Para tornar possível o Novo Contrato Social, necessitamos de um Novo Acordo Global para garantir que o poder, a riqueza e as oportunidades sejam partilhados de uma forma mais ampla e justa, a nível internacional.

Um Novo Acordo Global deve basear-se numa globalização justa, nos direitos e na dignidade de cada ser humano, numa vivência em equilíbrio com a natureza, no respeito pelos direitos das gerações futuras e na medição do êxito através de parâmetros humanos e não tanto através de parâmetros económicos.

Precisamos de uma governação global baseada na participação plena, inclusiva e igualitária nas instituições globais. Os países em desenvolvimento devem dispor de uma voz mais forte tanto no Conselho de Segurança das Nações Unidas como no Fundo Monetário Internacional e no Banco Mundial, entre outros.

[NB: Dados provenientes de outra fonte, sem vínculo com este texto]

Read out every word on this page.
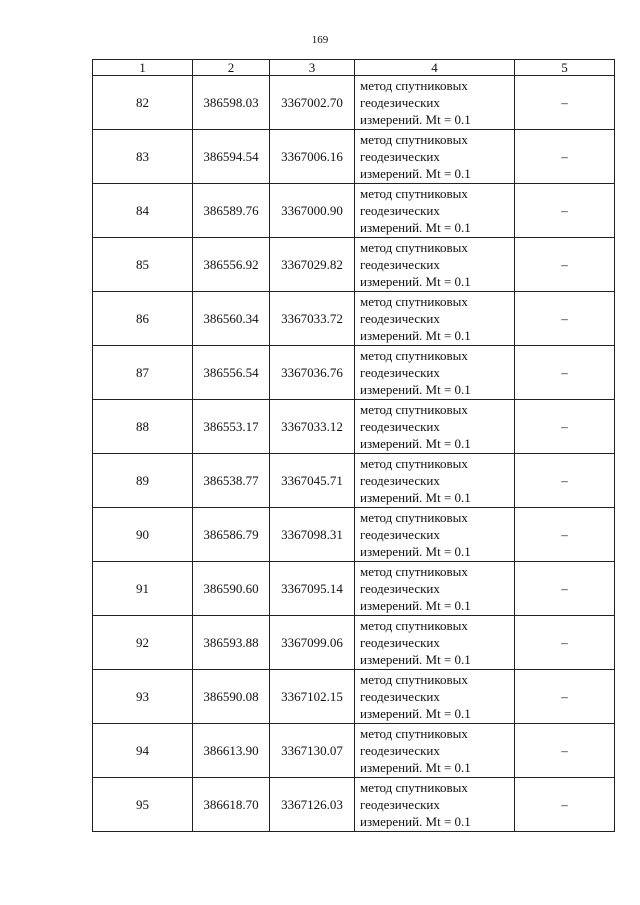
169
1	2	3	4	5
82	386598.03	3367002.70	метод спутниковых
геодезических
измерений. Mt = 0.1	–
83	386594.54	3367006.16	метод спутниковых
геодезических
измерений. Mt = 0.1	–
84	386589.76	3367000.90	метод спутниковых
геодезических
измерений. Mt = 0.1	–
85	386556.92	3367029.82	метод спутниковых
геодезических
измерений. Mt = 0.1	–
86	386560.34	3367033.72	метод спутниковых
геодезических
измерений. Mt = 0.1	–
87	386556.54	3367036.76	метод спутниковых
геодезических
измерений. Mt = 0.1	–
88	386553.17	3367033.12	метод спутниковых
геодезических
измерений. Mt = 0.1	–
89	386538.77	3367045.71	метод спутниковых
геодезических
измерений. Mt = 0.1	–
90	386586.79	3367098.31	метод спутниковых
геодезических
измерений. Mt = 0.1	–
91	386590.60	3367095.14	метод спутниковых
геодезических
измерений. Mt = 0.1	–
92	386593.88	3367099.06	метод спутниковых
геодезических
измерений. Mt = 0.1	–
93	386590.08	3367102.15	метод спутниковых
геодезических
измерений. Mt = 0.1	–
94	386613.90	3367130.07	метод спутниковых
геодезических
измерений. Mt = 0.1	–
95	386618.70	3367126.03	метод спутниковых
геодезических
измерений. Mt = 0.1	–
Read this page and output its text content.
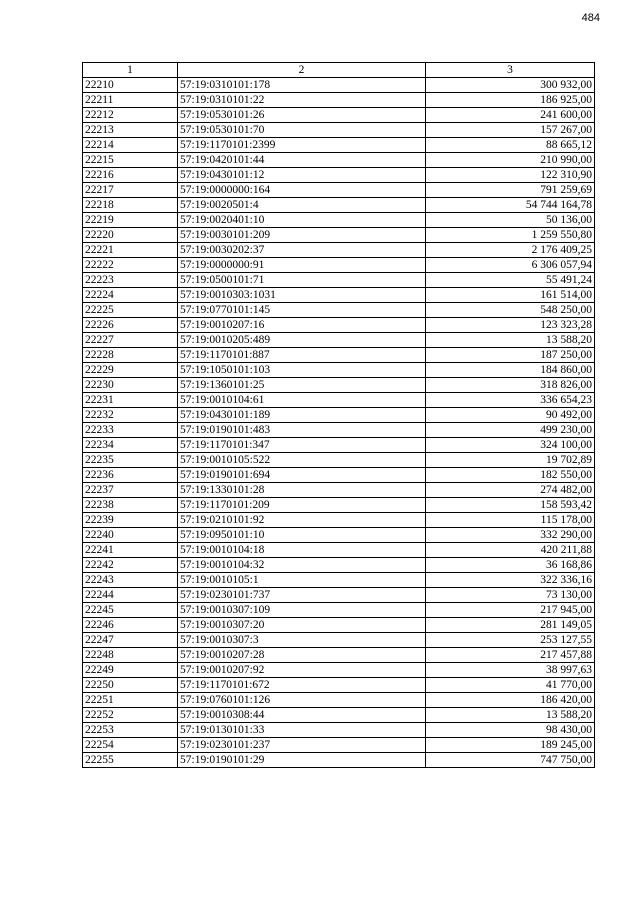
484
1	2	3
22210	57:19:0310101:178	300 932,00
22211	57:19:0310101:22	186 925,00
22212	57:19:0530101:26	241 600,00
22213	57:19:0530101:70	157 267,00
22214	57:19:1170101:2399	88 665,12
22215	57:19:0420101:44	210 990,00
22216	57:19:0430101:12	122 310,90
22217	57:19:0000000:164	791 259,69
22218	57:19:0020501:4	54 744 164,78
22219	57:19:0020401:10	50 136,00
22220	57:19:0030101:209	1 259 550,80
22221	57:19:0030202:37	2 176 409,25
22222	57:19:0000000:91	6 306 057,94
22223	57:19:0500101:71	55 491,24
22224	57:19:0010303:1031	161 514,00
22225	57:19:0770101:145	548 250,00
22226	57:19:0010207:16	123 323,28
22227	57:19:0010205:489	13 588,20
22228	57:19:1170101:887	187 250,00
22229	57:19:1050101:103	184 860,00
22230	57:19:1360101:25	318 826,00
22231	57:19:0010104:61	336 654,23
22232	57:19:0430101:189	90 492,00
22233	57:19:0190101:483	499 230,00
22234	57:19:1170101:347	324 100,00
22235	57:19:0010105:522	19 702,89
22236	57:19:0190101:694	182 550,00
22237	57:19:1330101:28	274 482,00
22238	57:19:1170101:209	158 593,42
22239	57:19:0210101:92	115 178,00
22240	57:19:0950101:10	332 290,00
22241	57:19:0010104:18	420 211,88
22242	57:19:0010104:32	36 168,86
22243	57:19:0010105:1	322 336,16
22244	57:19:0230101:737	73 130,00
22245	57:19:0010307:109	217 945,00
22246	57:19:0010307:20	281 149,05
22247	57:19:0010307:3	253 127,55
22248	57:19:0010207:28	217 457,88
22249	57:19:0010207:92	38 997,63
22250	57:19:1170101:672	41 770,00
22251	57:19:0760101:126	186 420,00
22252	57:19:0010308:44	13 588,20
22253	57:19:0130101:33	98 430,00
22254	57:19:0230101:237	189 245,00
22255	57:19:0190101:29	747 750,00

Precisamos de um sistema comercial multilateral mais inclusivo e equilibrado, que ofereça aos países em desenvolvimento ganhos acrescidos nas cadeias de valor a nível mundial.

A reforma do sistema da dívida e a possibilidade de obtenção de crédito em condições acessíveis devem criar um espaço orçamental capaz de gerar investimentos na economia verde e equitativa.

O Novo Acordo Global e o Novo Contrato Social voltarão a colocar o mundo no rumo certo com vista ao cumprimento das promessas do Acordo de Paris sobre as Alterações Climáticas e dos Objetivos de Desenvolvimento Sustentável – a nossa visão, globalmente acordada, de paz e prosperidade para um planeta saudável até 2030.

O nosso mundo está à beira da rutura. Mas se combatermos as desigualdades, com base num Novo Contrato Social e num Novo Acordo Global, poderemos encontrar o caminho para um futuro melhor.